Araştırmalar, bebeklikten itibaren edinilen birçok alışkanlıkta annelerin büyük bir rolünün olduğunu ortaya koyarken çocukların yakalandıkları hastalıklarda da annelerin imzası olduğunu gözler önüne serdi. Uzmanlar, bir annenin üniversite yıllarına göre birkaç santim kısalmasının osteoporoz veya düşük kemik yoğunluğunun işareti olduğunu kaydederek, bu hastalıkların yüzde 50 ihtimal ile çocuklarda da görülebileceğini aktarıyor.
AVANTAJI NELER?
Diğer taraftan bir annenin ilerleyen yaşına rağmen hâlâ genç bir vücuda sahip olması da çocuğunun kambur ya da kalça problemleriyle karşılaşmayacağı anlamına geliyor. Annenin gözüne optik sinirlerde hasar veya retinanın incelmesi teşhisi konulması ise çocuğunun ciddi göz problemleriyle karşılaşabileceğinin habercisi olabilir. Uzmanlar, her iki rahatsızlığın da belirtiler görülmeden önce oluştuğu konusunda uyarıyor.
DERDİNİZİ ANLATIN
Annenin klinik depresyonu veya bunalımı varsa bu çocuğunu olumsuz etkiliyor. Sorunsuz bir annenin çocuğundan 3 kat daha depresyona eğilim artıyor. Bu durumda da uzmanlar şu önerilerde bulunuyor: 'Mutluymuş taklidi yapmayın. Arkadaşlarınıza veya ailenize kendinizi açmak ruh haline iyi gelir. Eğer iki haftadan uzun bir süre kendini hüzünlü, sıkıntılı, endişeli ve stresli hissederseniz davranış terapistine gidin.'
HAMİLELİĞİNİZ ONUNKİNE NE KADAR BENZİYOR?

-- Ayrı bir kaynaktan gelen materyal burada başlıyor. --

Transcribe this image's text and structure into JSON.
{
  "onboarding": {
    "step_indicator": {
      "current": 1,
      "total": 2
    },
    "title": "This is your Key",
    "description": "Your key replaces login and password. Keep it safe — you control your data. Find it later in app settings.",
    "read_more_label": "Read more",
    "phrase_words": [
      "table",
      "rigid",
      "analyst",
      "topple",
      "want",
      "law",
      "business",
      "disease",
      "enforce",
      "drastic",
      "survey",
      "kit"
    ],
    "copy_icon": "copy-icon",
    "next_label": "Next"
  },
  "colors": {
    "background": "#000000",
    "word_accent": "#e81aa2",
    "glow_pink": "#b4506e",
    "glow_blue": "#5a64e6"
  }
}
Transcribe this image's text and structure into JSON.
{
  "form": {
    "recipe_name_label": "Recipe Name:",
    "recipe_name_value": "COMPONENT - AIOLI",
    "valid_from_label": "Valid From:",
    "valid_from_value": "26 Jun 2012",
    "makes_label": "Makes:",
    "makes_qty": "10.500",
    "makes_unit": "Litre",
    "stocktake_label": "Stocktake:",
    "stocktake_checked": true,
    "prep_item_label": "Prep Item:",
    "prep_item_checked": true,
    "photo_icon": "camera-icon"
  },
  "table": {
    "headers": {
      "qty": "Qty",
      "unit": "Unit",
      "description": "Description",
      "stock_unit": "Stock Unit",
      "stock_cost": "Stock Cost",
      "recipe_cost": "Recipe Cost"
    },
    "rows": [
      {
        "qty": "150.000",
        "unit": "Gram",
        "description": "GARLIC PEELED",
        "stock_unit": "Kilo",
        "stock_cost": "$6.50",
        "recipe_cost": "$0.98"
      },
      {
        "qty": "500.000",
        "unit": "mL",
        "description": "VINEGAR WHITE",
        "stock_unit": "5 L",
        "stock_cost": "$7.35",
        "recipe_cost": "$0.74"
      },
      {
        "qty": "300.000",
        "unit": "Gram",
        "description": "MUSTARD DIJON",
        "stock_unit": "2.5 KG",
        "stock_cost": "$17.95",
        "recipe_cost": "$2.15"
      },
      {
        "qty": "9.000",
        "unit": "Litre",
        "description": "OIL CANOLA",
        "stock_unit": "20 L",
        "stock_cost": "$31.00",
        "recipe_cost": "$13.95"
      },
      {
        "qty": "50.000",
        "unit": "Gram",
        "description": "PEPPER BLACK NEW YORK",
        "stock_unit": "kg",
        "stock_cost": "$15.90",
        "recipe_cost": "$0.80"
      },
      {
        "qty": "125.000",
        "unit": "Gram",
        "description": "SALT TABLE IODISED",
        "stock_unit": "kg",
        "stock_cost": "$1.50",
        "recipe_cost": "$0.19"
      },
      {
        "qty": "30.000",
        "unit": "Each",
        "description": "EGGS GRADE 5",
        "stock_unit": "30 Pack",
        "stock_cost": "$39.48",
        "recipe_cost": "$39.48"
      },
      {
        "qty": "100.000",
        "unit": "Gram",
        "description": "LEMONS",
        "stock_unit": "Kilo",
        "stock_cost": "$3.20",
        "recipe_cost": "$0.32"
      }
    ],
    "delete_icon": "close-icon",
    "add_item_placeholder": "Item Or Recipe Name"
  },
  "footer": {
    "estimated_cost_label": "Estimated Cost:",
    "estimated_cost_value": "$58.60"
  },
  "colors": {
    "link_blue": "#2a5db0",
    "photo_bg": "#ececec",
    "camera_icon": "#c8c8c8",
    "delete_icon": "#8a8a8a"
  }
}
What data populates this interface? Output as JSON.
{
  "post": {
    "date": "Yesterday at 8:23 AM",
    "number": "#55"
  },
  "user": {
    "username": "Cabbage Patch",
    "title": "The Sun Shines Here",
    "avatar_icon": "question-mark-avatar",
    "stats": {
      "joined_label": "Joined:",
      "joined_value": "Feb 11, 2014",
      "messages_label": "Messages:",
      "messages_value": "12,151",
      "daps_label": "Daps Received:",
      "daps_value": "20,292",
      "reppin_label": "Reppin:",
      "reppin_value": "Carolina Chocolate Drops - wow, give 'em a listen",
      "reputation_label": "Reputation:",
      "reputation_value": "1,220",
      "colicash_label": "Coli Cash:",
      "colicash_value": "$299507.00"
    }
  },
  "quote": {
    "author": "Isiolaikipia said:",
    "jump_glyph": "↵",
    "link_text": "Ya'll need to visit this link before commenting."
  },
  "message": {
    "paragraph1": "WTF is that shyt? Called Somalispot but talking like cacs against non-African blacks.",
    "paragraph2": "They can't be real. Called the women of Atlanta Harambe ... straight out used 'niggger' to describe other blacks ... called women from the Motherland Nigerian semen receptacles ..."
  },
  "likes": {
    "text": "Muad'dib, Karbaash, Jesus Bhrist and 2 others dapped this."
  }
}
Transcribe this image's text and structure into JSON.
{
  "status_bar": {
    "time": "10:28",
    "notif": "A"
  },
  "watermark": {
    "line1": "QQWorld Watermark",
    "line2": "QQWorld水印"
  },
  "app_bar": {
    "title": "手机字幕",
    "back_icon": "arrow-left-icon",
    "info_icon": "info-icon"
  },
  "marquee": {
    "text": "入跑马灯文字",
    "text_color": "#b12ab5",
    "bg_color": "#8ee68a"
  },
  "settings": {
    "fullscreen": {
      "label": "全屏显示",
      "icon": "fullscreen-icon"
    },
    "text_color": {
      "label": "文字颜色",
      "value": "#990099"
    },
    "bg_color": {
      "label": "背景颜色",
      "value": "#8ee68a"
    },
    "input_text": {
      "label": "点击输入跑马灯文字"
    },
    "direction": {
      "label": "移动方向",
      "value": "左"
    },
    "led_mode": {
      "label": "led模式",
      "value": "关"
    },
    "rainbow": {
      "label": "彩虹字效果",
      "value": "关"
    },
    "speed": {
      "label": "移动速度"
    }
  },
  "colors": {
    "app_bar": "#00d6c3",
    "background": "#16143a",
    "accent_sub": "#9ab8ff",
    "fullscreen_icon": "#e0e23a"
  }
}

Hamileliğiniz tamamen annenizinki gibi olmayabilir. Ancak dar kalça veya kalça kemiği müsait olmadığı için sezaryen olmuşsa bu doğumu zorlaştırabilir. Bunun dışında kanın pıhtılaşması sorunları, gebelik diyabeti veya yüksek kan basıncı ve idrarda yüksek protein değerleri de annenizden genetik yolla size de geçmiş olabilir. Risklerden biri annenizde varsa bir uzmanla bunun paylaşılması gerekir. Annenizin cildine nasıl baktığını ve kullandığı kozmetik ürünleri araştırın. Eğer annenizin cilt sarkıklığı fazlaysa retinoid kremi için bir reçete isteyebilirsiniz. Böylece kırışıklıkları azaltıp, deri hücrelerinin kanser oluşturmasının önüne geçebilirsiniz.